After an evaluation, GNOME has moved from Bugzilla to GitLab. Learn more about GitLab.
No new issues can be reported in GNOME Bugzilla anymore.
To report an issue in a GNOME project, go to GNOME GitLab.
Do not go to GNOME Gitlab for: Bluefish, Doxygen, GnuCash, GStreamer, java-gnome, LDTP, NetworkManager, Tomboy.
Bug 542666 - Duplicate resolution of CharRefs in regexp (XML Schema)
Duplicate resolution of CharRefs in regexp (XML Schema)
Status: RESOLVED FIXED
Product: libxml2
Classification: Platform
Component: general
git master
Other All
: Normal major
: ---
Assigned To: Daniel Veillard
libxml QA maintainers
Depends on:
Blocks:
 
 
Reported: 2008-07-12 14:01 UTC by Volker Diels-Grabsch
Modified: 2008-08-26 07:46 UTC
See Also:
GNOME target: ---
GNOME version: ---


Attachments
Solves the bug and adds two regression tests (5.05 KB, patch)
2008-07-12 14:05 UTC, Volker Diels-Grabsch
none Details | Review

Description Volker Diels-Grabsch 2008-07-12 14:01:20 UTC
Please describe the problem:
When an XML Schemas contains a line like this:

    <xs:pattern value="[56;&amp;#]"/>

the regexp sould be understood as:

    [56;&#]

i.e. a pattern that matches "5", "6", ";", "&" and "#".

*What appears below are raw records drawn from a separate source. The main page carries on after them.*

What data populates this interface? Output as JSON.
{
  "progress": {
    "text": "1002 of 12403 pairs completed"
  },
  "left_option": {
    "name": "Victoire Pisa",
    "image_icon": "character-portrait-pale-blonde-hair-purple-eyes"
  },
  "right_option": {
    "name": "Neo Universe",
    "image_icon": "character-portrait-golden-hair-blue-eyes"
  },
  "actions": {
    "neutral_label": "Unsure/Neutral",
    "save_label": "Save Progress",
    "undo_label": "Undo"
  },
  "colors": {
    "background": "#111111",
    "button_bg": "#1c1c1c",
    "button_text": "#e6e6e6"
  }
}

However, libxml2 tries to resolve the ampersand again
and complains about the illegal CharRef in the schema:

     &#]

Even worse, when the characters are given in a different order:

    <xs:pattern value="[&amp;#65;]"/>

the patters is first resolved to:
 
    [&#65;]

and then again to:

    [A]

In that case libxml2 does not even complain!
Instead, it silently checks against a completely
different regexp!

The reason for that strange behaviour seems to be
grammar rule [19] of an old XML Schemas specification:

http://www.w3.org/TR/2001/REC-xmlschema-2-20010502/#dt-charrange

In the current specification this misguiding grammar
rule has been removed:

http://www.w3.org/TR/2004/REC-xmlschema-2-20041028/#dt-charrange

The bug can be fixed by simply removing all code that
handles grammar rule [19].

The attached patch does exactly that and adds two
regression tests.


Steps to reproduce:
xmllint --noout --schema schema1.xsd doc.xml

-- and --

xmllint --noout --schema schema2.xsd doc.xml

Content of "doc.xml":

<?xml version="1.0"?>
<test>5</test>

Content of "schema1.xsd":

<?xml version="1.0"?>
<xs:schema xmlns:xs="http://www.w3.org/2001/XMLSchema">
    <xs:element name="test">
        <xs:simpleType>
            <xs:restriction base="xs:string">
                <xs:pattern value="[56;&amp;#]"/>
            </xs:restriction>
        </xs:simpleType>
    </xs:element>
</xs:schema>

Content of "schema2.xsd":

<?xml version="1.0"?>
<xs:schema xmlns:xs="http://www.w3.org/2001/XMLSchema">
    <xs:element name="test">
        <xs:simpleType>
            <xs:restriction base="xs:string">
                <xs:pattern value="[&amp;#65;]"/>
            </xs:restriction>
        </xs:simpleType>
    </xs:element>
</xs:schema>


Actual results:
regexp error : failed to compile: Char ref: expecting [0-9]
schema1.xsd:6: element pattern: Schemas parser error : Element '{http://www.w3.org/2001/XMLSchema}pattern': The value '[56;&#]' of the facet 'pattern' is not a valid regular expression.
WXS schema schema1.xsd failed to compile

--- and ---

doc.xml:2: element test: Schemas validity error : Element 'test': [facet 'pattern'] The value '5' is not accepted by the pattern '[&#65;]'.
doc.xml:2: element test: Schemas validity error : Element 'test': '5' is not a valid value of the local atomic type.
doc.xml fails to validate


Expected results:
doc.xml validates

-- and --

doc.xml validates


Does this happen every time?
yes

Other information:
Comment 1 Volker Diels-Grabsch 2008-07-12 14:05:03 UTC
Created attachment 114436 [details] [review]
Solves the bug and adds two regression tests

In addition to this patch, you need to create some empty files:

    touch result/schemas/regexp-char-ref_0_0.err
    touch result/schemas/regexp-char-ref_1_0.err
Comment 2 Daniel Veillard 2008-08-26 07:46:11 UTC
Very good patch and explanations, perfect !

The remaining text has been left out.